Missing my babies, my now grown sons, hits me suddenly and I look for something familiar. Something I can hold on to. Something that brings me close to them, reminds me of the places we called home when they were babies, and boys and still sticking their heads in the refrigerator looking for a snack, or dropping their wet towels on the bathroom floor or sitting at the kitchen table wanting to talk with their mom.
No, they did not spend time with me working in the garden. They avoided that as strenuously as they avoided eating many of the veggies we grew. But the garden itself is a familiar place.

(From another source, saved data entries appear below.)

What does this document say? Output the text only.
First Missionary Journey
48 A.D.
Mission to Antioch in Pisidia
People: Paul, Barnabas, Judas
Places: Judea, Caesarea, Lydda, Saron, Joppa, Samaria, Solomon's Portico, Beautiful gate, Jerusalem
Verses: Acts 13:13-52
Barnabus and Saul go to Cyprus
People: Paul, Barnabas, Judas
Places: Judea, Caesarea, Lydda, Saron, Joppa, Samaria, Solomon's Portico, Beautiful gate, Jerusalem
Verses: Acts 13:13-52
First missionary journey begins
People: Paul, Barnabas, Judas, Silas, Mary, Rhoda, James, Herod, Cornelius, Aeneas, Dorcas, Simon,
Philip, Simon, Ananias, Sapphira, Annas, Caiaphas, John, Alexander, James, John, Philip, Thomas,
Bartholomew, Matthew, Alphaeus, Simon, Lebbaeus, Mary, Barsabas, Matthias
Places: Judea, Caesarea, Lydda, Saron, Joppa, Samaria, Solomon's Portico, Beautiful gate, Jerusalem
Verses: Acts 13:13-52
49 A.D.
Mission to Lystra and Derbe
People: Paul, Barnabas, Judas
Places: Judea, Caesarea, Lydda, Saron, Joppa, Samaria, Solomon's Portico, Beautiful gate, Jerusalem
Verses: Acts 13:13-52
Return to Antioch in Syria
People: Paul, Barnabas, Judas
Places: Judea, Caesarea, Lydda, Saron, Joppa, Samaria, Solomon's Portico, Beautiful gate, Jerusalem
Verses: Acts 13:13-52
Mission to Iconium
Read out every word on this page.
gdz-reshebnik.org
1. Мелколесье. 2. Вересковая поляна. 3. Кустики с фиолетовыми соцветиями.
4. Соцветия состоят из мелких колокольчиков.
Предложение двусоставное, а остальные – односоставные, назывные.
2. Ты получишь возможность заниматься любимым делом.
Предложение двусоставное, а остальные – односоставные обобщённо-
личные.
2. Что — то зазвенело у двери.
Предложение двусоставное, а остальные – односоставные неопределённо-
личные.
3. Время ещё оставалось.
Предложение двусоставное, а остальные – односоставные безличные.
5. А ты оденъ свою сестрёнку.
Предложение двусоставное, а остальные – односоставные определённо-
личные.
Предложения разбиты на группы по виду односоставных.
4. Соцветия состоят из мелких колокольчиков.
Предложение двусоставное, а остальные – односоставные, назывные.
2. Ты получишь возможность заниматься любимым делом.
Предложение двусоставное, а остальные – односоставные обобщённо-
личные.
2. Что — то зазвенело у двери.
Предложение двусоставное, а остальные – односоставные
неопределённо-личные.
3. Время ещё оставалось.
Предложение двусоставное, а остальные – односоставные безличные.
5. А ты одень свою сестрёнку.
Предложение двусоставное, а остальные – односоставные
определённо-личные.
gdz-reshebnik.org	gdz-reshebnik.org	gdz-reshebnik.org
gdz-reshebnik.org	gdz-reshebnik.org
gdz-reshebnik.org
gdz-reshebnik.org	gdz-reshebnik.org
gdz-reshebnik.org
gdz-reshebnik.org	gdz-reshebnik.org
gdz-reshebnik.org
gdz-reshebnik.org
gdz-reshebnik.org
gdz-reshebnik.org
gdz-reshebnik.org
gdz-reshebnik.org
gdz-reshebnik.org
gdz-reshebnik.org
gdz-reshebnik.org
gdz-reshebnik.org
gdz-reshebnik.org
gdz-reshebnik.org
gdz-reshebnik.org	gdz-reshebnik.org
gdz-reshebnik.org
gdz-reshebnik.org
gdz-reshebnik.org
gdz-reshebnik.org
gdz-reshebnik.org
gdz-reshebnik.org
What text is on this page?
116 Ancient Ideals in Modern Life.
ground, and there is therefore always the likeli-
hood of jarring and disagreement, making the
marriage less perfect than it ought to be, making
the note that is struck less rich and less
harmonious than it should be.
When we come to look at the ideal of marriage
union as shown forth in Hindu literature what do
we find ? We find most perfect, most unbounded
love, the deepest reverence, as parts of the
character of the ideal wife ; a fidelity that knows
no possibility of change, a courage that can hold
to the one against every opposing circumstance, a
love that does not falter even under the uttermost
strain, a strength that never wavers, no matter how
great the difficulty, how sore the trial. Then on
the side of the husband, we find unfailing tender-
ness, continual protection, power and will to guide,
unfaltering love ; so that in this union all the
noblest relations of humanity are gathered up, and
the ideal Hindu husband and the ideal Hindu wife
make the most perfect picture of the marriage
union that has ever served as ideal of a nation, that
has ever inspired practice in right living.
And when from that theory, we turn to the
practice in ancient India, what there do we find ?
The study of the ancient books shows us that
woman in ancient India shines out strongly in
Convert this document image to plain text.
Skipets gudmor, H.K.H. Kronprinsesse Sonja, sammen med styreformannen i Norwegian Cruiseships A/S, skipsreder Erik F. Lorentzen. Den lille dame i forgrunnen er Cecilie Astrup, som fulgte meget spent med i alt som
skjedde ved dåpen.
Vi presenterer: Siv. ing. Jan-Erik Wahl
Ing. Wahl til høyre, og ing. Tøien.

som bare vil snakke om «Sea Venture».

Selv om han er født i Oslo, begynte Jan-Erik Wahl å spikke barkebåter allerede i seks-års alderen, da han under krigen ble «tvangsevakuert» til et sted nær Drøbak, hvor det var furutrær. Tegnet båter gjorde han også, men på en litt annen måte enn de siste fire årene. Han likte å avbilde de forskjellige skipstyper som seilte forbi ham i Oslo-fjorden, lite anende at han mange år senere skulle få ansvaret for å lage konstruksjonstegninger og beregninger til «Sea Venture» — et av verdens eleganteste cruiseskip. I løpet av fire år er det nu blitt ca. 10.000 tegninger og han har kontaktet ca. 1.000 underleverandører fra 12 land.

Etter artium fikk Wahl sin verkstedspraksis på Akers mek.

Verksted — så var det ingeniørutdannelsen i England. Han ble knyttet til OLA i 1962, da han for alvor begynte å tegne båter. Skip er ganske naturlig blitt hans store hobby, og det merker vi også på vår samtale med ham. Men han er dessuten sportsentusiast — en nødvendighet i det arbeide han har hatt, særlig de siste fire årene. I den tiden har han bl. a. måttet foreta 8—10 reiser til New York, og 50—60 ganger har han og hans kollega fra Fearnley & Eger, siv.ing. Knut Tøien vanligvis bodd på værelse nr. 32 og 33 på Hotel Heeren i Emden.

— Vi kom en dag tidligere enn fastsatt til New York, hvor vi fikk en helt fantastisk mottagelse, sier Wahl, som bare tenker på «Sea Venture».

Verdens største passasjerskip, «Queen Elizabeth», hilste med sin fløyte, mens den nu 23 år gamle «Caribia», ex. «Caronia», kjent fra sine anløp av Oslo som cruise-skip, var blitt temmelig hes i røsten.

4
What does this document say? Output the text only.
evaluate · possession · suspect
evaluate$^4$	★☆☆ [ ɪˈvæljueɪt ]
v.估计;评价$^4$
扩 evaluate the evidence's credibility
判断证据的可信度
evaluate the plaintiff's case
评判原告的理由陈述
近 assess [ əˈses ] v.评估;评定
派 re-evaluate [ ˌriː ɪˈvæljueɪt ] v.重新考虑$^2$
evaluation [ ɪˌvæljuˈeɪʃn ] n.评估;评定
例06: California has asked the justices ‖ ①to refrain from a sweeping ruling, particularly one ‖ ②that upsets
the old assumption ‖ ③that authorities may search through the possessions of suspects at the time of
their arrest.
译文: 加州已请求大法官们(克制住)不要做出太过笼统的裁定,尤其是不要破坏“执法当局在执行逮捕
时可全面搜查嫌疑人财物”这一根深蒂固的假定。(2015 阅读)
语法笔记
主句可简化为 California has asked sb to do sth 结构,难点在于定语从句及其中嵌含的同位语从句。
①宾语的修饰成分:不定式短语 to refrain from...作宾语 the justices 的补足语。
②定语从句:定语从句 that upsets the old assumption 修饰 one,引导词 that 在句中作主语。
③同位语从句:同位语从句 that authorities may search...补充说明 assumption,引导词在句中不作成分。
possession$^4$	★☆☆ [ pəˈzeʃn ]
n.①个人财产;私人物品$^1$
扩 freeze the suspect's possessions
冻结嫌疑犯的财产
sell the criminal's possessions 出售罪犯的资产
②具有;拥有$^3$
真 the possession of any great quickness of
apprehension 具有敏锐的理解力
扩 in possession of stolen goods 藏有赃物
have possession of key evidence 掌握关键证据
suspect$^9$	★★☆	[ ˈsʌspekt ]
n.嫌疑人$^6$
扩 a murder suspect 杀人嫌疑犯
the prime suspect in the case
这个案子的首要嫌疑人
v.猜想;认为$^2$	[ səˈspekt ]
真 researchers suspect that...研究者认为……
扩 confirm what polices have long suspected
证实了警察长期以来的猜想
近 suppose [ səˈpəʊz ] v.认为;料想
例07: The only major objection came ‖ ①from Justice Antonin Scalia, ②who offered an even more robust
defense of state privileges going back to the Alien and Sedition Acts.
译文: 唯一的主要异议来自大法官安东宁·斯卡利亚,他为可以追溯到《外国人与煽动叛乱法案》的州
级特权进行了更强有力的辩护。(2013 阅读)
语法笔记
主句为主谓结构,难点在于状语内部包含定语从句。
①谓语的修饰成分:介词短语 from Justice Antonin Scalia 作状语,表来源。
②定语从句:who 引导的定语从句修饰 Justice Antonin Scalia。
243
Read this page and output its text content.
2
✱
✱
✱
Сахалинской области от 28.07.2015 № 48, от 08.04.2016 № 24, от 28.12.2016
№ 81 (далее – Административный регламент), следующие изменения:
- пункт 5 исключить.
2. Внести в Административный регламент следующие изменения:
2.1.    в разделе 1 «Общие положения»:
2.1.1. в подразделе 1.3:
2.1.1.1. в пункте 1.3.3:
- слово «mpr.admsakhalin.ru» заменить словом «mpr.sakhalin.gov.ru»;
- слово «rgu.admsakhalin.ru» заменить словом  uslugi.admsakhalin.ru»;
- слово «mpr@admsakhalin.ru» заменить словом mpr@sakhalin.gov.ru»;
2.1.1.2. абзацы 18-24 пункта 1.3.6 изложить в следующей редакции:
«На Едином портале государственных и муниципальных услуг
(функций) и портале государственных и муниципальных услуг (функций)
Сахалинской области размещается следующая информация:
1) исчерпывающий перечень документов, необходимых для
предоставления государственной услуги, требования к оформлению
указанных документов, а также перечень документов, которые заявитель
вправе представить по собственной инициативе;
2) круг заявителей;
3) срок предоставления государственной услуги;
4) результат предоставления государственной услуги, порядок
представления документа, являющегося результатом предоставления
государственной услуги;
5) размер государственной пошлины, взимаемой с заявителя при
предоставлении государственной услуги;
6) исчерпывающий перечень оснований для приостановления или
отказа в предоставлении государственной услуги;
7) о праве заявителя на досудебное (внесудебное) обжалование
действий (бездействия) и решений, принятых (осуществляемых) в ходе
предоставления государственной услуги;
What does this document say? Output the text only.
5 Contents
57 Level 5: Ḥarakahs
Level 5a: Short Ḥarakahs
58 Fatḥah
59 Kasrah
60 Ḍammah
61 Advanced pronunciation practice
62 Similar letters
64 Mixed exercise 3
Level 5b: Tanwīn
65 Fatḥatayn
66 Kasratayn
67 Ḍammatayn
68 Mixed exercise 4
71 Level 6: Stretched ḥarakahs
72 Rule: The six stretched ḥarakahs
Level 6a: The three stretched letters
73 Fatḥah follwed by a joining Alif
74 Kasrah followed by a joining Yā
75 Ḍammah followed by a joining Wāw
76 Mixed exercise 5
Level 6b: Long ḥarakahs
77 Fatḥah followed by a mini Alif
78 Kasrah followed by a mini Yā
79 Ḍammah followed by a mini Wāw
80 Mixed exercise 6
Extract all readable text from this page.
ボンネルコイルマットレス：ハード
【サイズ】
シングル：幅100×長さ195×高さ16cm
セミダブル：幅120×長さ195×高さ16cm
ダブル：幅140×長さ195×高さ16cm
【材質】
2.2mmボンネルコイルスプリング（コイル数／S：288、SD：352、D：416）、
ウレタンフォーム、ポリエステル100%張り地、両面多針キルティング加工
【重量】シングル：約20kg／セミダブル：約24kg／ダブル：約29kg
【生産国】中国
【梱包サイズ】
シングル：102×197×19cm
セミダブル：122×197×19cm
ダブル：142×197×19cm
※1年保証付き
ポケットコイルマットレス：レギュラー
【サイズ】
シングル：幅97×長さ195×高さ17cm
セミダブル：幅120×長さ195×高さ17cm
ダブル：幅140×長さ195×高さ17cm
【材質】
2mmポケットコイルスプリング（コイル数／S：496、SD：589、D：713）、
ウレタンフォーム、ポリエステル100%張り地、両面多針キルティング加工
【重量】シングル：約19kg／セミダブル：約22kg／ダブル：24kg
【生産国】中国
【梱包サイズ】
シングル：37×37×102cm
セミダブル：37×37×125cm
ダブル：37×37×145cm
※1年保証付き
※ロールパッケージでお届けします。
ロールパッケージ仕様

The green onions in my Florida garden look like the ones we grew when we lived in Ohio or Illinois. The green peppers, tomatoes, green beans -- they stand in lovely rows as they did in each garden we planted through the years regardless of geography.
And looking at those plants, smelling their individual scents, touching their leaves and fruit -- I am transported to wherever my boys reside at whatever stage they were at. At whatever stage I am missing them the most at that particular moment.
I miss my babies. My men. My family. I need something that will give me hope that someday we can all be together, reconnected. Sharing memories and making some new ones.
The tomatoes are getting big. The beans are blooming. The cucumber plants have baby pickles. And all of this growth and change and ripening gives me hope. This moment shall pass and good things, good times, family times lie ahead, if I am just patient and continue to nurture what is growing right now.
I can't take my eyes off my garden, even when tears blur the image and my heart longs for my children. The tomatoes are getting big, the beans are blooming, baby pickles grow on the cucumber plants and someday soon my sons and I will hold each other close. Someday soon.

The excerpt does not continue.